Colon's doctor did not expect the treatment to work, at least not nearly as well as it did. He signed a minor league deal with the Yankees before the 2011 season and made the team, earning a $900,000 salary. In 164.1 innings over 26 starts and three relief appearances, he had a respectable 4.00 ERA and 107 ERA+.

From there, he signed with the Oakland A's, though he got just a one-year, $2 million contract for 2012. He pitched well through 24 starts for Oakland, but he was suspended for 50 games late in the season for testing positive for testosterone, a banned substance in MLB.

Despite the suspension, Oakland re-signed him after the season on another one-year deal, this time with a $3 million base salary and a maximum of $2 million more in incentives. He made 30 starts, threw 190.1 innings, and had a 2.65 ERA last year.

Looking at the data on Colon's pitches over at Brooks Baseball, not much has changed in terms of Colon's style of pitching. Before and after his lost year in 2010, Colon relied almost exclusively on fastballs, throwing a sinker the majority of the time but also relying on a four-seam fastball. Over the last three seasons, a handful of his pitches have been identified as cutters, which can be lumped in with the other fastballs.

Across both periods, Colon threw a fastball about 85 percent of the time. Classifying all of those fastballs as one pitch might be misleading, though. Former teammate and catcher Derek Norris told MLB.com that Colon has "like nine different fastballs."

And there's no doubt that one of Colon's greatest strengths of late has been his walk rate. At 1.37 per nine innings, Colon was second only to Cliff Lee among qualified starting pitchers over the past two seasons.

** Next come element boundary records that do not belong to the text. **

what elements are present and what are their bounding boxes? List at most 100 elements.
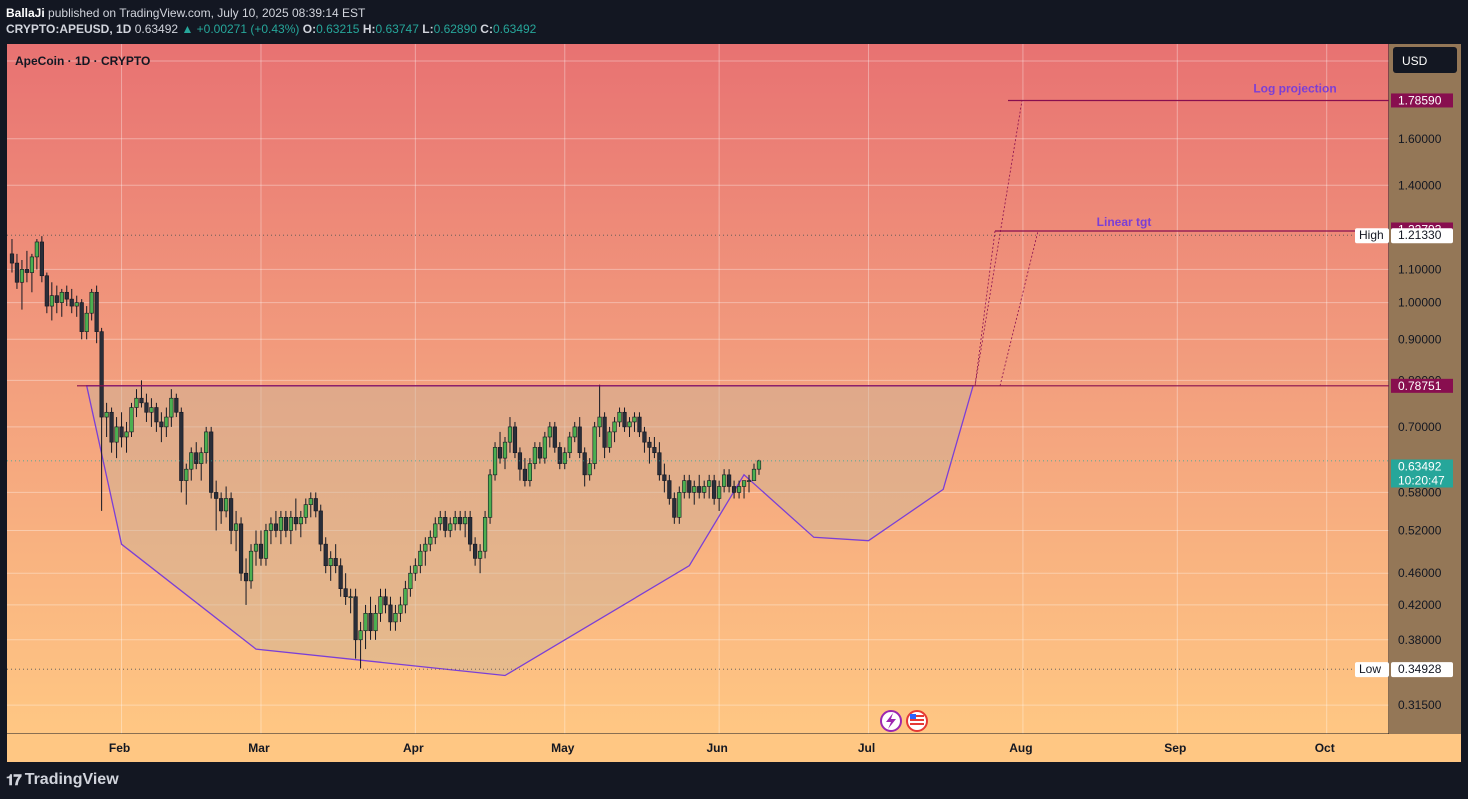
- candle-down: [368, 613, 373, 632]
- y-tick-label: 0.52000: [1398, 523, 1442, 537]
- candle: [677, 486, 682, 524]
- candle-up: [448, 523, 453, 531]
- y-tick-label: 0.31500: [1398, 698, 1442, 712]
- candle: [258, 530, 264, 566]
- candle: [64, 285, 69, 307]
- candle-down: [323, 543, 328, 567]
- x-tick-label: Jul: [858, 741, 875, 755]
- candle: [253, 530, 259, 566]
- candle-up: [428, 536, 433, 545]
- candle-up: [562, 452, 567, 464]
- candle: [204, 426, 209, 464]
- candle: [413, 558, 418, 581]
- log-projection-label: Log projection: [1253, 81, 1336, 95]
- candle: [89, 288, 94, 321]
- candle: [313, 492, 318, 518]
- candle: [219, 492, 224, 524]
- publish-line: BallaJi published on TradingView.com, Ju…: [6, 5, 536, 21]
- candle: [333, 544, 338, 574]
- candle-down: [577, 426, 582, 454]
- candle: [567, 431, 572, 459]
- price-axis[interactable]: 2.000001.600001.400001.100001.000000.900…: [1355, 54, 1453, 712]
- candle: [24, 250, 30, 283]
- candle: [99, 327, 104, 511]
- y-tick-label: 0.90000: [1398, 332, 1442, 346]
- candle: [408, 565, 413, 597]
- candle: [497, 431, 503, 464]
- candle-down: [219, 498, 224, 512]
- candle: [54, 285, 59, 314]
- candle-down: [14, 262, 20, 283]
- candle-up: [702, 486, 707, 493]
- candle-down: [79, 302, 84, 332]
- candle: [707, 474, 712, 499]
- candle: [463, 510, 468, 538]
- x-tick-label: Aug: [1009, 741, 1032, 755]
- author-name[interactable]: BallaJi: [6, 6, 45, 20]
- candle: [248, 544, 254, 589]
- candle: [303, 498, 308, 524]
- candle-down: [642, 431, 647, 443]
- candle-up: [149, 407, 154, 413]
- candle: [692, 480, 697, 505]
- candle-up: [722, 474, 727, 487]
- candle-up: [751, 468, 757, 481]
- candle-down: [667, 480, 672, 499]
- candle-up: [268, 523, 274, 531]
- candle: [149, 398, 154, 427]
- tradingview-brand[interactable]: 𝟏𝟕 TradingView: [6, 771, 119, 789]
- candle-down: [443, 517, 448, 531]
- candle-down: [388, 604, 393, 623]
- candle-down: [99, 331, 104, 418]
- candle-up: [597, 416, 602, 428]
- high-value-tag: [1391, 228, 1453, 244]
- candle-up: [164, 416, 169, 428]
- candle: [473, 537, 478, 566]
- candle: [756, 459, 762, 475]
- candle-up: [632, 416, 637, 423]
- x-tick-label: Mar: [248, 741, 270, 755]
- candle-up: [502, 441, 508, 459]
- candle-down: [712, 480, 717, 499]
- currency-button[interactable]: USD: [1393, 47, 1457, 73]
- candle-up: [532, 447, 537, 464]
- candle-up: [413, 565, 418, 574]
- candle: [492, 442, 498, 481]
- candle: [557, 442, 562, 470]
- candle-up: [408, 572, 413, 590]
- price-tag-text: 10:20:47: [1398, 474, 1445, 488]
- candle-up: [572, 426, 577, 438]
- candle-down: [522, 468, 528, 481]
- candle-down: [229, 498, 234, 531]
- candle: [383, 588, 388, 614]
- candle-up: [482, 517, 488, 552]
- candle: [672, 492, 677, 524]
- candle-up: [104, 411, 109, 418]
- candle-up: [736, 486, 742, 493]
- candle: [482, 510, 488, 559]
- candle: [438, 510, 443, 531]
- candle: [174, 393, 179, 418]
- y-tick-label: 1.60000: [1398, 132, 1442, 146]
- candle: [144, 393, 149, 422]
- candle: [238, 517, 244, 581]
- time-axis[interactable]: Feb Mar Apr May Jun Jul Aug Sep Oct: [109, 741, 1335, 755]
- cup-handle-pattern[interactable]: [85, 385, 974, 677]
- candle-up: [477, 550, 483, 559]
- candle: [607, 426, 612, 453]
- candle: [403, 580, 408, 614]
- candle-up: [741, 480, 747, 487]
- candle: [353, 588, 358, 659]
- candle-up: [263, 530, 269, 559]
- candle-up: [717, 486, 722, 499]
- high-tag: [1355, 228, 1389, 244]
- candle: [751, 463, 757, 481]
- candle: [687, 474, 692, 499]
- x-tick-label: Apr: [403, 741, 424, 755]
- candle-up: [303, 504, 308, 518]
- lightning-icon[interactable]: [880, 710, 902, 732]
- candle-down: [69, 298, 74, 307]
- us-flag-icon[interactable]: [906, 710, 928, 732]
- candle-up: [617, 411, 622, 423]
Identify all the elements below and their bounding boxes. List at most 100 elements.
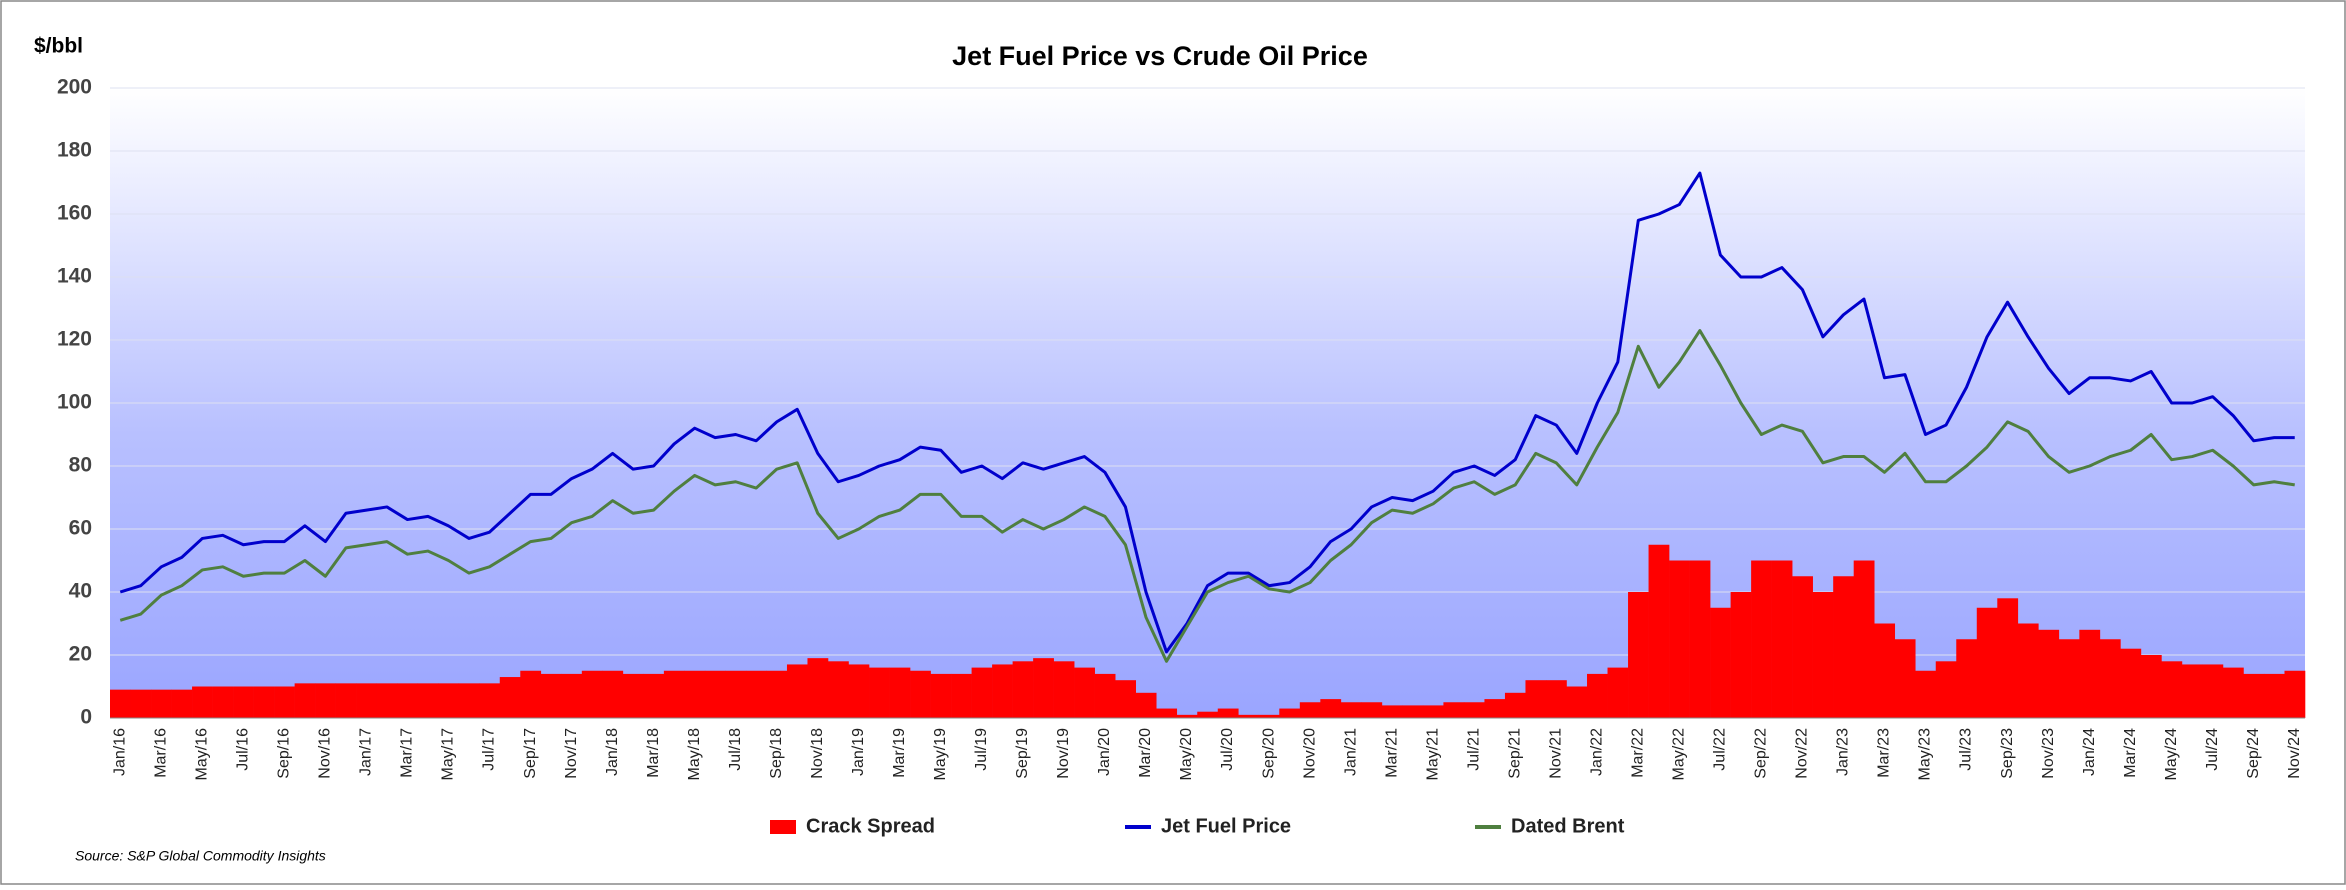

Although it's not likely Colon would have been signed by the Mets if Matt Harvey were healthy, perhaps he will fill the void that was left when Dickey was traded away: an old pitcher who relies heavily on one pitch, doesn't walk many opponents, and is signed through the 2015 season. If Colon provides even close to the value that Dickey did in his time with the Mets, he'd be very much worth his contract.